Campo Grande (MS), Quinta-feira, 05 de Fevereiro de 2026

SAÚDE / AVANÇO SILENCIOSO

Casos de Parkinson podem mais que dobrar no Brasil até 2060

Envelhecimento da população e maior sobrevida após diagnóstico impulsionam avanço da doença neurodegenerativa no país

05/02/2026

15:00

REDAÇÃO

Envelhecimento da população brasileira deve elevar significativamente o número de pessoas vivendo com doença de Parkinson nas próximas décadas. @Pixelshot Canva

O Brasil caminha para um aumento expressivo dos casos de doença de Parkinson, uma condição neurodegenerativa progressiva que afeta principalmente pessoas com 50 anos ou mais. Projeções científicas indicam que o número de brasileiros convivendo com a doença pode mais que dobrar nas próximas décadas, especialmente até 2060, impulsionado pelo envelhecimento acelerado da população e pela maior sobrevida após o diagnóstico.

Atualmente, estima-se que mais de 500 mil brasileiros vivam com Parkinson. Esse total, porém, pode ultrapassar 1,2 milhão de casos até meados do século, transformando a doença em um desafio crescente para a saúde pública nacional.

O principal fator associado a esse crescimento é o rápido envelhecimento demográfico. Com o aumento da expectativa de vida, cresce também o contingente de pessoas expostas ao risco de desenvolver doenças neurodegenerativas. Ao mesmo tempo, avanços no diagnóstico e no tratamento permitem que os pacientes vivam por mais tempo com a doença, elevando a prevalência total da condição.

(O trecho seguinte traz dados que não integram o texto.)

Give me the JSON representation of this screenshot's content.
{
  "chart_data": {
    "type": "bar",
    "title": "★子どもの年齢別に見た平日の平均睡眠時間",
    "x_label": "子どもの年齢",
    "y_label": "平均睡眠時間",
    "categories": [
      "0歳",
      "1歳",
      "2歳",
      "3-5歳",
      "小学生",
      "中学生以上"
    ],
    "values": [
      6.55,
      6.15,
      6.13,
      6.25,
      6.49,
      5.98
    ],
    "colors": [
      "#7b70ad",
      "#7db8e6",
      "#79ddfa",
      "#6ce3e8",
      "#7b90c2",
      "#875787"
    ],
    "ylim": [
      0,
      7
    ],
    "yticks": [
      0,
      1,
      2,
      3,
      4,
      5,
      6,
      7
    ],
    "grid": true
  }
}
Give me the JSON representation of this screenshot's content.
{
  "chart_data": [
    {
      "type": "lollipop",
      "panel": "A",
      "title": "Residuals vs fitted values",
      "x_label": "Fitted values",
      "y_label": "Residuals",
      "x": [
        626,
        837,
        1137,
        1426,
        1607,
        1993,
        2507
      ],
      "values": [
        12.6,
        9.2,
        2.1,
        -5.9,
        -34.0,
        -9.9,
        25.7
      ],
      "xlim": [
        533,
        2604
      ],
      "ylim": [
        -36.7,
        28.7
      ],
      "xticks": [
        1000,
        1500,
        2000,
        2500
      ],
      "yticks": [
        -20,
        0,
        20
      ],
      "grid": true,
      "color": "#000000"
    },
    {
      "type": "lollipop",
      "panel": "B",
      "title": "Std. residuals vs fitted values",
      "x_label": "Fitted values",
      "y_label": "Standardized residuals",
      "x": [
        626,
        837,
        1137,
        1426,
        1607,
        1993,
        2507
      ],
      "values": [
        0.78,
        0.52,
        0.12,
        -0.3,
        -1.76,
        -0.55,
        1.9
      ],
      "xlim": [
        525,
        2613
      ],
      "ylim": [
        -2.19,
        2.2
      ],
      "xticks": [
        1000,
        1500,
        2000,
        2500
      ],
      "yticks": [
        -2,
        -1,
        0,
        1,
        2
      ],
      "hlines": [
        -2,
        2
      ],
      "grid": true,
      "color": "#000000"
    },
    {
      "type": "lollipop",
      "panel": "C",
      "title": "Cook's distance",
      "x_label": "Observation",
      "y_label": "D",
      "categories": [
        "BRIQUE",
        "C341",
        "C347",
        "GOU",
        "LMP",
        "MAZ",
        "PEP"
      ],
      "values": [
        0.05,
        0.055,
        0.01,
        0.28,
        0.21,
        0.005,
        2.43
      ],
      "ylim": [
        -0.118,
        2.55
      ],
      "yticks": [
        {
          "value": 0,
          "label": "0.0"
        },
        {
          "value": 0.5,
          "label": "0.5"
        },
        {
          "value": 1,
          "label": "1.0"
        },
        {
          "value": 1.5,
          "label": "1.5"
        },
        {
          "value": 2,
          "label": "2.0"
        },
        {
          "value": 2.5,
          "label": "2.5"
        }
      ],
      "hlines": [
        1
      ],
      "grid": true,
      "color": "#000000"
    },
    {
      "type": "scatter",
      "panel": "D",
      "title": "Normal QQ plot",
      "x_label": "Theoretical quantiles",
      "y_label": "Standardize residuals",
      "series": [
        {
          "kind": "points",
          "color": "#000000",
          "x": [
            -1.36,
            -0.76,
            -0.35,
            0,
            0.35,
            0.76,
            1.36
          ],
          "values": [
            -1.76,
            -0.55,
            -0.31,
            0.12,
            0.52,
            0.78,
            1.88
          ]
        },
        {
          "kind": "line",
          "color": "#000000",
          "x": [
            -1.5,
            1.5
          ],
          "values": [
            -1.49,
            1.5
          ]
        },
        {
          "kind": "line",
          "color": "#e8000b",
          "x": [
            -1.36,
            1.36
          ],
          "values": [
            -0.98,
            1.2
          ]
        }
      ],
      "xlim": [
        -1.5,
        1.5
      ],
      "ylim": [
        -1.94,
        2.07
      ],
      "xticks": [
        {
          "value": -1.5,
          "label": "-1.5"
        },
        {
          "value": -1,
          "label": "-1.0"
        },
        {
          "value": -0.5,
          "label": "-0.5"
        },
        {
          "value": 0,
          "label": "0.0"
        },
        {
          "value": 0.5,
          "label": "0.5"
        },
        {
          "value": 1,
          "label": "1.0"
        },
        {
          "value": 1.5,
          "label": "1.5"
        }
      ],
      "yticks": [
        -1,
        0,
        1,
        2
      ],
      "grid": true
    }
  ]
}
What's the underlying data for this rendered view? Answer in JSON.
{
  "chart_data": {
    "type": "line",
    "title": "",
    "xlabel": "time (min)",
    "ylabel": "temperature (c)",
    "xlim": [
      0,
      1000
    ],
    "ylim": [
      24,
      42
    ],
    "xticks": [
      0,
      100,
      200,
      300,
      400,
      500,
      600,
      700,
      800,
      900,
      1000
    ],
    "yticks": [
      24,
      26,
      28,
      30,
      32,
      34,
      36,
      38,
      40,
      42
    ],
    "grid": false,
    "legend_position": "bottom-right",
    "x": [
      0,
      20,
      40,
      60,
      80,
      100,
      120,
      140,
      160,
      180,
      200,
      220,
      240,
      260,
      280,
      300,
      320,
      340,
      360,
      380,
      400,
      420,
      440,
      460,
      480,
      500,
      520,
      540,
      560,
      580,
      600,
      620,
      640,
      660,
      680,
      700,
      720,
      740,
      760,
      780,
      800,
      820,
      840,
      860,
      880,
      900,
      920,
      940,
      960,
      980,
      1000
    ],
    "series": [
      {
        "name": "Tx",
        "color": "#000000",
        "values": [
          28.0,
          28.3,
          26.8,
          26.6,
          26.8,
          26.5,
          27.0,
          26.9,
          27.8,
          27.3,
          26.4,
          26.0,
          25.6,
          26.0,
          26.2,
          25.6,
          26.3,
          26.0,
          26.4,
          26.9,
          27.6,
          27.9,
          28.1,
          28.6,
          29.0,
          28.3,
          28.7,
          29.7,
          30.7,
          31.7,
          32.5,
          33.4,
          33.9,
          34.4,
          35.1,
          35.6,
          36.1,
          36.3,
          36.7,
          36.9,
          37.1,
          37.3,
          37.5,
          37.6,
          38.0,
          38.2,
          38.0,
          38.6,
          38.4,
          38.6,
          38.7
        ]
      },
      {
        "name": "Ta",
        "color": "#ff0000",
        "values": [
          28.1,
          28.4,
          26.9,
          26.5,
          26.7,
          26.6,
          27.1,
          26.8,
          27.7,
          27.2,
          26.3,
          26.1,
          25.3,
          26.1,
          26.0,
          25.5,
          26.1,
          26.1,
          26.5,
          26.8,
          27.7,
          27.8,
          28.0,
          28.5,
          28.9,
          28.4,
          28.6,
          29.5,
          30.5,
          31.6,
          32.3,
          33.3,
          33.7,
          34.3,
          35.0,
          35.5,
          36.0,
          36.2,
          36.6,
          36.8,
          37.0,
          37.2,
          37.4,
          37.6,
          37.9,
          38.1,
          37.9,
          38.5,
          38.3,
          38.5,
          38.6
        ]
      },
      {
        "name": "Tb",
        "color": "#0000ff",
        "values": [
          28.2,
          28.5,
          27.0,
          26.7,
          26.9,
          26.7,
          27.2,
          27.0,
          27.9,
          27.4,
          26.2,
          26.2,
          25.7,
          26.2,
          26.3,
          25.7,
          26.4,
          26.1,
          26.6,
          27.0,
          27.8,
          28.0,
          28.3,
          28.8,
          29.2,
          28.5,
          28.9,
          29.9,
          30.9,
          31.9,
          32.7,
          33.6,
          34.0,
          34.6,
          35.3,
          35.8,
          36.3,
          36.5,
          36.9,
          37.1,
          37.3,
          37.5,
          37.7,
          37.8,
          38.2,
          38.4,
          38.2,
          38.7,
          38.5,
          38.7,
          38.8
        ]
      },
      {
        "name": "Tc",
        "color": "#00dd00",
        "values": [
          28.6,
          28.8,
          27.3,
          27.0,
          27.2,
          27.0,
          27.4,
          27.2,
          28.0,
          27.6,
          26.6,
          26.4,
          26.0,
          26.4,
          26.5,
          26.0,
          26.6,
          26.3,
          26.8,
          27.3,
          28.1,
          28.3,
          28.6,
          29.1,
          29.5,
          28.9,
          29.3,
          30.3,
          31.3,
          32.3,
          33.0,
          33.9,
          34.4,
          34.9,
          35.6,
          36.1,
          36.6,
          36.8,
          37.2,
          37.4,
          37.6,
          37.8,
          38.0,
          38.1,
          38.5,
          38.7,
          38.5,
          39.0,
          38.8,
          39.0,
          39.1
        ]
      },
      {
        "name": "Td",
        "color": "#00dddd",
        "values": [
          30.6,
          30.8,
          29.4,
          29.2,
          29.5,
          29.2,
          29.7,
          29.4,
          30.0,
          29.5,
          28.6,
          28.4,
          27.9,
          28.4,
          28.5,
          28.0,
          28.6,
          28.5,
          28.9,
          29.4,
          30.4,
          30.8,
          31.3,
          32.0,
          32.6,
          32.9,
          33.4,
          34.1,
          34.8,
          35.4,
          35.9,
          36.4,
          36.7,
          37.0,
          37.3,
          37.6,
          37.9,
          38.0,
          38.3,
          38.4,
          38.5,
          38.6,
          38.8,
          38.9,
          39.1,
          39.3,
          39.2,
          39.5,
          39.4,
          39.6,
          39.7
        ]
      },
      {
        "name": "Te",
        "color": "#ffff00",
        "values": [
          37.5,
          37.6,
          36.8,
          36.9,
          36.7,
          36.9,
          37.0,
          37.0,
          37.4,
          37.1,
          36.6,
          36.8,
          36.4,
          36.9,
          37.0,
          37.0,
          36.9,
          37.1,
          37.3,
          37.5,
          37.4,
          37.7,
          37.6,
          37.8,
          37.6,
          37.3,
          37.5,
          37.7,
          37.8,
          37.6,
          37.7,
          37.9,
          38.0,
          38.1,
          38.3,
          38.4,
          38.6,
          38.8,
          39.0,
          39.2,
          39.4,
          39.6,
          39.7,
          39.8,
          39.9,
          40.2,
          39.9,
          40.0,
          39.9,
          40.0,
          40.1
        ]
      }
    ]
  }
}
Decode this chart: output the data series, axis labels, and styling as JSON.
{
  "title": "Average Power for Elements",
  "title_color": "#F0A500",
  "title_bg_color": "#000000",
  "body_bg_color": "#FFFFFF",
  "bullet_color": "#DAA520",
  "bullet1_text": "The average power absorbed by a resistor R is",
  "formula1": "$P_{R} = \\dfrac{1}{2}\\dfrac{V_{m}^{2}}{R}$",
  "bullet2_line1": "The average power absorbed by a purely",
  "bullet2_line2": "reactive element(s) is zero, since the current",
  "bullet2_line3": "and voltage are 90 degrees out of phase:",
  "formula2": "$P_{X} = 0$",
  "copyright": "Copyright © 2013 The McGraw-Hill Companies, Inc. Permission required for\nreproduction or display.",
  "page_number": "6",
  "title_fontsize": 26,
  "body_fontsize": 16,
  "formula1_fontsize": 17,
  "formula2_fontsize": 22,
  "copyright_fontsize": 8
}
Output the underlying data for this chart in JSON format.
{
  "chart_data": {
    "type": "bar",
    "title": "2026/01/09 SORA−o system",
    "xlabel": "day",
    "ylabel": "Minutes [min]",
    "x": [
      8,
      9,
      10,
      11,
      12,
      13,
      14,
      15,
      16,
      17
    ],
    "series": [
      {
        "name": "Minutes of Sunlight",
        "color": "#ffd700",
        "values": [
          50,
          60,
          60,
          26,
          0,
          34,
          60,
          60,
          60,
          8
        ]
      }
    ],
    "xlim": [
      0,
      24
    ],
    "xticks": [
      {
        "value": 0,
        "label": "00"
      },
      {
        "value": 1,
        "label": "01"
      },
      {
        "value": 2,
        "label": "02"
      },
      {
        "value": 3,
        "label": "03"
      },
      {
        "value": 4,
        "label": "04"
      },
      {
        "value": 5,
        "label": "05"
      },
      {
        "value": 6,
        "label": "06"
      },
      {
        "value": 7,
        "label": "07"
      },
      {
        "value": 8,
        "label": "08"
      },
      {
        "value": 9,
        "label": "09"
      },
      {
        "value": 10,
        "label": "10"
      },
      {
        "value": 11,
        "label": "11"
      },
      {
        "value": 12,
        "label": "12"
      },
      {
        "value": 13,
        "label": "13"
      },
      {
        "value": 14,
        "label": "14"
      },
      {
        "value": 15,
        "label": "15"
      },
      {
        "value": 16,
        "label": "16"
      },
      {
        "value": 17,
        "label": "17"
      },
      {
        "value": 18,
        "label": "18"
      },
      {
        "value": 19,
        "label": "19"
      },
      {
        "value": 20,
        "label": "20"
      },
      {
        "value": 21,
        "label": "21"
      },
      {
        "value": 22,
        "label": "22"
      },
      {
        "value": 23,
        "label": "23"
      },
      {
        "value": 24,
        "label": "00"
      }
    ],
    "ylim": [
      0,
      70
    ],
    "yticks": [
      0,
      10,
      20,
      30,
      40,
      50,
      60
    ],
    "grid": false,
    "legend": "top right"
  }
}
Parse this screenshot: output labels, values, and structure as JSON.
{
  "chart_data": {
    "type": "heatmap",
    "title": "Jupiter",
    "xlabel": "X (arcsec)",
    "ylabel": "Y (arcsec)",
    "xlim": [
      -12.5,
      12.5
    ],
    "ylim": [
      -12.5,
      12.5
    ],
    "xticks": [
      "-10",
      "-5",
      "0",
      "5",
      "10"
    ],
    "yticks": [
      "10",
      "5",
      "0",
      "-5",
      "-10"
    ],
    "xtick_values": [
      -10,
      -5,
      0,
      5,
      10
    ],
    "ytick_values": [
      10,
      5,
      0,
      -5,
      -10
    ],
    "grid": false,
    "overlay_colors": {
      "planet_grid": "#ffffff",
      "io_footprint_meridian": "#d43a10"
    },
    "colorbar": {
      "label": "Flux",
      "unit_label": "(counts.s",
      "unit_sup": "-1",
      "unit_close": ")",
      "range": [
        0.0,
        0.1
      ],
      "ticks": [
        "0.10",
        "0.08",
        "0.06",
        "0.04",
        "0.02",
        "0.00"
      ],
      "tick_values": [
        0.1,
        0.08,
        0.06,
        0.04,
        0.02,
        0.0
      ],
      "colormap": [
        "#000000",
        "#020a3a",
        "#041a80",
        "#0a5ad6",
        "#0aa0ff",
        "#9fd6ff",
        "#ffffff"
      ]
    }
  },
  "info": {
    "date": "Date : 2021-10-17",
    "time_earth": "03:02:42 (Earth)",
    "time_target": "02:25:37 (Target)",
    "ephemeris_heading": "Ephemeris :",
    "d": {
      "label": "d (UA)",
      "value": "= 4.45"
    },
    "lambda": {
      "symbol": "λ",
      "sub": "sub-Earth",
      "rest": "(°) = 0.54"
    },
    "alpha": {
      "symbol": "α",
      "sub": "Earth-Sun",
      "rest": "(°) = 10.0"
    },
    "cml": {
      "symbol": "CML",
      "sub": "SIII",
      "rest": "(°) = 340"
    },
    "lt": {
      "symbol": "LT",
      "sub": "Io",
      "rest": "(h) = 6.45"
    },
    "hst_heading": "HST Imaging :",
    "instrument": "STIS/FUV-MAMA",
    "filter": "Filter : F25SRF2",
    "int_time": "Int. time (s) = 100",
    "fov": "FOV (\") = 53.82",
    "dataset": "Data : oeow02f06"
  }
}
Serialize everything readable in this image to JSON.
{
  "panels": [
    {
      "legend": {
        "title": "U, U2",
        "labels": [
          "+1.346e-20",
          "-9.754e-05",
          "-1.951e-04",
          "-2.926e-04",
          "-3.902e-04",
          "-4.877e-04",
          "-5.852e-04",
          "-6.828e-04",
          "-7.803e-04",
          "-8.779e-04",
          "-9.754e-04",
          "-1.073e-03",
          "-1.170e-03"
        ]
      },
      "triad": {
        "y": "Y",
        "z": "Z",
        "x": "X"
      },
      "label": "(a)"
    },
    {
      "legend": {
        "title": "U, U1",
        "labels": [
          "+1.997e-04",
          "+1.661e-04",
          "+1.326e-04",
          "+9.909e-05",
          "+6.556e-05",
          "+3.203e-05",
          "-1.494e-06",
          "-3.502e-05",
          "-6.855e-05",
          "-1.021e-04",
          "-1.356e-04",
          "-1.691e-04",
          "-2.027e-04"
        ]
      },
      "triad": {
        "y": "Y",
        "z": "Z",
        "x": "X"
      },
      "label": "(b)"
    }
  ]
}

Esse cenário produz um efeito cumulativo: mais diagnósticos, maior tempo de convivência com o Parkinson e, consequentemente, uma demanda crescente por acompanhamento médico contínuo, reabilitação e cuidados de longo prazo.

Diante da projeção de aumento expressivo dos casos, especialistas apontam a necessidade de ampliar políticas públicas voltadas ao envelhecimento saudável, à prevenção de doenças crônicas e à organização de redes de cuidado prolongado. Investimentos em diagnóstico precoce, tratamento adequado e modelos integrados de atenção à saúde serão decisivos para reduzir o impacto de uma condição que avança de forma silenciosa, contínua e progressiva na população brasileira.